To keep freshness going after 500-plus episodes isn’t a difficult task if the entire team is driven to make each episode work, believes Mittal. “We have to treat every episode as a whole and give it equal importance. Each department, from writing to direction to actors, to camera persons each and every member of the crew has to work with the same amount of passion and that’s what will translate into a beautiful episode on screen. I strongly believe that in a daily soap, where your interface with the audience happens every single day, the philosophy that small parts make a whole applies aptly here. We have to see that imagination and execution go hand in hand.”
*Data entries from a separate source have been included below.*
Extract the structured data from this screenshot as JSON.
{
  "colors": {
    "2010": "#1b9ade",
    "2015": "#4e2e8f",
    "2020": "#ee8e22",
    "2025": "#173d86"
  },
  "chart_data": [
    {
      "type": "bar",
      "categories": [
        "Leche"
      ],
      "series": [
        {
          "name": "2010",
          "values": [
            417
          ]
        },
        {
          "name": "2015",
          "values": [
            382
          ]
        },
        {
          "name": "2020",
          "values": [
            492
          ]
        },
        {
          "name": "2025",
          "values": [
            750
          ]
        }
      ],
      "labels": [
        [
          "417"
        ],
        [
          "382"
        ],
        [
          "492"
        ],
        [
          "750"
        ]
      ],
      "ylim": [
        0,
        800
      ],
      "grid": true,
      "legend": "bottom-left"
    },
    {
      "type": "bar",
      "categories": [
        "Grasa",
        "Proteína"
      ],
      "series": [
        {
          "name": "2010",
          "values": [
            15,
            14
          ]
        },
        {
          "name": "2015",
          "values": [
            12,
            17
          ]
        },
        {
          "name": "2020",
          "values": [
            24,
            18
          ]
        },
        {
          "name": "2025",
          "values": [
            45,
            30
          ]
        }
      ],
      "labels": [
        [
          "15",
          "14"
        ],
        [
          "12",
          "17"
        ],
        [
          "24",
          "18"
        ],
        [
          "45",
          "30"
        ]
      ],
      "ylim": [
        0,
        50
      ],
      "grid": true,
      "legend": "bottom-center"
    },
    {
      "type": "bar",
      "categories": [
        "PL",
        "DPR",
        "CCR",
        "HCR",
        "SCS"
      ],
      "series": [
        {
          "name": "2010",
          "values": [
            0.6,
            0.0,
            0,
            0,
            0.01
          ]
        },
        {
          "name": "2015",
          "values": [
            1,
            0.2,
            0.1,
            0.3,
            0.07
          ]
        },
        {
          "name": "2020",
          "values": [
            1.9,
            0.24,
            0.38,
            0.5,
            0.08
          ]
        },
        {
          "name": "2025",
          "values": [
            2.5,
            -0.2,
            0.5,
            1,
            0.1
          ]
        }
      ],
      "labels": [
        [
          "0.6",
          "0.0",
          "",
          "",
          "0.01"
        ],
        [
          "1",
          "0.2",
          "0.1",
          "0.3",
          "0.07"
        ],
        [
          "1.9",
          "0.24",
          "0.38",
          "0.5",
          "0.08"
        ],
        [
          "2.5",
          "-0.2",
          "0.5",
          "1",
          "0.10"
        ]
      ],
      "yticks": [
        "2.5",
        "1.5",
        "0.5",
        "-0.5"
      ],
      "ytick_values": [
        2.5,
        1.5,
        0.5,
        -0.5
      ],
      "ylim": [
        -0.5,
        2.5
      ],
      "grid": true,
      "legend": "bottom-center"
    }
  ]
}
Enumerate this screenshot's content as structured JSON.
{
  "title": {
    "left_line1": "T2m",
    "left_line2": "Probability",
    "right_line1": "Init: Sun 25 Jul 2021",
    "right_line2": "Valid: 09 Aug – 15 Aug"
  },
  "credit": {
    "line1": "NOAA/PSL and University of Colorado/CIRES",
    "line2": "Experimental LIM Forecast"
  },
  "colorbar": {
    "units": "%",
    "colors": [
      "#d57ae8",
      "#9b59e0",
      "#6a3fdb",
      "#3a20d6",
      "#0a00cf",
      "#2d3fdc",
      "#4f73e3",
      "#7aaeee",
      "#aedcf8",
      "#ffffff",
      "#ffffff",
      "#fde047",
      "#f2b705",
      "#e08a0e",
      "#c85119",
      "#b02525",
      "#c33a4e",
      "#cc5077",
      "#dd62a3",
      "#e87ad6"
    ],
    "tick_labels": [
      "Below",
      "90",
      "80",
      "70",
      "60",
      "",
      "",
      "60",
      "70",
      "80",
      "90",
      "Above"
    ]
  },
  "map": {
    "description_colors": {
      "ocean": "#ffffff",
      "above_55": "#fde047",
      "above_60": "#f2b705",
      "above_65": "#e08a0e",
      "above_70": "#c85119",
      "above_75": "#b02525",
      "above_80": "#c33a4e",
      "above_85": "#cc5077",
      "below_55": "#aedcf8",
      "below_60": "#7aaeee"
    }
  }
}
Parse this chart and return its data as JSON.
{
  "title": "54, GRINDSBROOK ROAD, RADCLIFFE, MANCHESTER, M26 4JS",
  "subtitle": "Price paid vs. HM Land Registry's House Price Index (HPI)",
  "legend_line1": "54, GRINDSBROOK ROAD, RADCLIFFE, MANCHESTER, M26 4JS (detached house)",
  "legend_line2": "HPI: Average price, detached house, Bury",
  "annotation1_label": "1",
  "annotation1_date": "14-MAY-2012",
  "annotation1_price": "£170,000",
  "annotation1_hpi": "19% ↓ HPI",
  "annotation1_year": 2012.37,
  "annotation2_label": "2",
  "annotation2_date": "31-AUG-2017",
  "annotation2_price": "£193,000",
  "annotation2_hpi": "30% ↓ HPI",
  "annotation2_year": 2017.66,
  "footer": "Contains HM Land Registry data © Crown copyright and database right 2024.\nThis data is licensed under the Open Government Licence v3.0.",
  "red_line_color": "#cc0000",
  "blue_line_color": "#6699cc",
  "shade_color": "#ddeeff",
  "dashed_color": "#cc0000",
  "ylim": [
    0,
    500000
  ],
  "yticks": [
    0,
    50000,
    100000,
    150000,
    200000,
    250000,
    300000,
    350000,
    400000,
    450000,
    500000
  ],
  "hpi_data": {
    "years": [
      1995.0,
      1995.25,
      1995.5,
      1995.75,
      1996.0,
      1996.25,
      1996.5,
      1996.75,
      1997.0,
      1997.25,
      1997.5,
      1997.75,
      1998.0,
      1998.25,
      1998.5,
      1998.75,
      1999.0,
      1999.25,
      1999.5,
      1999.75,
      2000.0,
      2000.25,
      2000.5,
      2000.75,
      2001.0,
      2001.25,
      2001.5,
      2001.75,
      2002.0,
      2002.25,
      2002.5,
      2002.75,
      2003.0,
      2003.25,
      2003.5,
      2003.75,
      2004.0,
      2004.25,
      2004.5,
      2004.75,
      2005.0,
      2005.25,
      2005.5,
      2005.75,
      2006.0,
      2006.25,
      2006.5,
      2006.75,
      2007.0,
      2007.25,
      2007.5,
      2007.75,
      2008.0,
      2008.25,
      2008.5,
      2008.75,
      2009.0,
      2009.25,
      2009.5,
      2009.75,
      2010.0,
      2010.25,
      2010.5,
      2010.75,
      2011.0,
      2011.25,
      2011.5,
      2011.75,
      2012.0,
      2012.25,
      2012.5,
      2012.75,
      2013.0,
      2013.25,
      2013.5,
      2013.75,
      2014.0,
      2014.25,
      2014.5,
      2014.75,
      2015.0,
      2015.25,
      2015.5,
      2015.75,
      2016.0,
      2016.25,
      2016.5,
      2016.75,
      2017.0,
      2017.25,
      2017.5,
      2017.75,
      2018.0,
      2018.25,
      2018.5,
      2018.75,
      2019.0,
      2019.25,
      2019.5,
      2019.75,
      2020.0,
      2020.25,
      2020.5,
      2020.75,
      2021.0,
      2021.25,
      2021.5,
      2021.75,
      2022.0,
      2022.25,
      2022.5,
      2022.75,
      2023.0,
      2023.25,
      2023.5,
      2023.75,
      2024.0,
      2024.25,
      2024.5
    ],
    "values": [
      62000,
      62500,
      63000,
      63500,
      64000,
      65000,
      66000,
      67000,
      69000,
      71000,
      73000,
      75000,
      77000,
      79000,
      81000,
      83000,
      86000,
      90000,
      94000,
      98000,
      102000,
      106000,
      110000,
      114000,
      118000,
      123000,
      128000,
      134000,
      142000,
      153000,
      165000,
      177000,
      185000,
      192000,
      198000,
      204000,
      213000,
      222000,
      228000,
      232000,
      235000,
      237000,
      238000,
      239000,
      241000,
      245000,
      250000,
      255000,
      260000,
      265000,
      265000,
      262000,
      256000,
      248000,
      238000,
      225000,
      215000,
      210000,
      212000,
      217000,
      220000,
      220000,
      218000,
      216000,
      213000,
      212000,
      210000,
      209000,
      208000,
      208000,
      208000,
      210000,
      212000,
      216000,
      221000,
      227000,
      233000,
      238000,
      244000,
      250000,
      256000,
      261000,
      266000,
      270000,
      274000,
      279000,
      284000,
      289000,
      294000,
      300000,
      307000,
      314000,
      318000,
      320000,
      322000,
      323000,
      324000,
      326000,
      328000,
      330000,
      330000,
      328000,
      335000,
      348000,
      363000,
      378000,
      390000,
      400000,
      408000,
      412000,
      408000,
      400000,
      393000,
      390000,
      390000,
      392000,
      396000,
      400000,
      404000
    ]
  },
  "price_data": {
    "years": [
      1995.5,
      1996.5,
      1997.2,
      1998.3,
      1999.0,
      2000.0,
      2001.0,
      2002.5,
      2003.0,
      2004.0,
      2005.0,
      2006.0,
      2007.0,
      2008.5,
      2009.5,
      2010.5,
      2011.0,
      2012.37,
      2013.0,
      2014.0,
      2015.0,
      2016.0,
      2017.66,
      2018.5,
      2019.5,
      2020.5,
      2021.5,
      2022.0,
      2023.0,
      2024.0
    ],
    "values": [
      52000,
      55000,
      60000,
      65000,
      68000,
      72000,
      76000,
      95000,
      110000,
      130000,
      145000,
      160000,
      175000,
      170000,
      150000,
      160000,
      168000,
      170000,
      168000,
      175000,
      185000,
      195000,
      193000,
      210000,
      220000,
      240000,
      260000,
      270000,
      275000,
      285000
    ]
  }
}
Lodestar UM’s general manager Hema Malik agrees but adds that it is impossible for a show to keep reigning forever; unless of course the team is able to continually come up with interesting and entertaining elements. “Overall, if a show has been getting good ratings, it means it has a strong storyline and characters which one can relate to. And if at a certain stage the storyline becomes boring or predictable, people will take even less time to get off it than they took to get hooked on to it. It is here that one needs to take up the challenge and bounce back.”

Malik goes on to say that the show portrays the channel’s philosophy Rishta Wahi Soch Nayi perfectly. “Star’s values are very much in the storyline of the show. Hence, it’s a perfect match.”